John Zizioulas (1985), Being as communion: studies in personhood and the church. New York, St Vladimir’s Seminary Press.



“The Father appears in biblical narrative of God’s life with us as the ‘whence’ of divine events, as the Given from which they come or to which they return…” (p.194)

“Correspondingly, the Spirit appears as the ‘whither’ of God’s life. Through the biblical story, the Spirit is God as the ‘Power of the future’… The Spirit is God coming from the future to break the present open to himself… The ‘whither’ of divine events is not their passive aiming point, but their emergence and activation from the future.” (p.194)

“If the Father and the Spirit are [such whence- and whither-] poles of the divine eternity, it is then the life of the Son… in which these rhyme, in which the unity of the divine life is accomplished. Death is time’s ultimate act; that God transcends time must finally mean that God transcends death. Normal gods transcend death by immunity to it or by being identical with it. The way in which the triune God transcends death is by within himself triumphing over it: by the Son’s dying and the Father’s raising him again. The whence and the wither of the divine life are one, and so the triune God is eternal, in the event of Jesus’ resurrection.” (p.195)

Robert Jenson (1995), Essays in theology of culture. Grand Rapids, Eerdmans.



“Christ refers all homage from himself to the one who “sent” him, his “Father”, just so accomplishing our salvation and appearing as the Son. This God is the Father only as the one so addressed by the Son, and at his central appearance in the story he turns over divine rule to the Son and indeed ‘abandons’ his role as God, leaving the Son to suffer the consequences of godhead by himself. And the Spirit as God glorifies and testifies to, only the Father or the Son, just so enabling the proposition ‘God is Spirit’ ”. (192f)

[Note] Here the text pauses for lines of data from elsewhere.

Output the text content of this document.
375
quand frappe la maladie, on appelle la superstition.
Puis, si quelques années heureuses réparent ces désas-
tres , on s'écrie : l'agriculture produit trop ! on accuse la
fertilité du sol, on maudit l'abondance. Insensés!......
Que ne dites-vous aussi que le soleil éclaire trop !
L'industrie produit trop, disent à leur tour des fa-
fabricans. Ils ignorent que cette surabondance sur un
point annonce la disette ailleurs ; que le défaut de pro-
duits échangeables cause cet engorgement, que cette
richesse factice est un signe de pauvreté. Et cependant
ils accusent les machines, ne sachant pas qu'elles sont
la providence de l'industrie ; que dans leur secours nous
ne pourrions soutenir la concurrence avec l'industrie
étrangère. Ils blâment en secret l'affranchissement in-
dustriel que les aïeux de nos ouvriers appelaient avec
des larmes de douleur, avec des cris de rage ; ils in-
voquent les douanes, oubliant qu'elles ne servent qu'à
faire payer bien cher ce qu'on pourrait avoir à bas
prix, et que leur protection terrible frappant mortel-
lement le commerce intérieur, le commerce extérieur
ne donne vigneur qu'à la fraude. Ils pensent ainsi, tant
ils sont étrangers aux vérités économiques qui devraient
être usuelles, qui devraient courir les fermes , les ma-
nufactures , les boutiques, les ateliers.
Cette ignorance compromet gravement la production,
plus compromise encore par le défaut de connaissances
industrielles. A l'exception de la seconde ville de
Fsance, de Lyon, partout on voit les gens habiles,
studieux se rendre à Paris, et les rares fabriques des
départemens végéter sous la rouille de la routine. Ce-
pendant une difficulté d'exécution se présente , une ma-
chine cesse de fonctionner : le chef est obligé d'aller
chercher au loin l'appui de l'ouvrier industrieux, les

“…if God is triune, then created time must be the accommodation God makes in his own life for persons other than the three he himself is. For in the biblical story of the divine life, the whence of the divine life is the whence also of creation, and the whither of the divine life is the outcome and end of creation. We creatures appear within that narrative whose agents—Father, Son and Spirit—between them enact God’s life. We inhabit the story that is the story of God. God is indeed the one ‘in whom we live and move and have our being’ ”. (199)

Robert Jenson (1995), Essays in theology of culture. Grand Rapids, Eerdmans.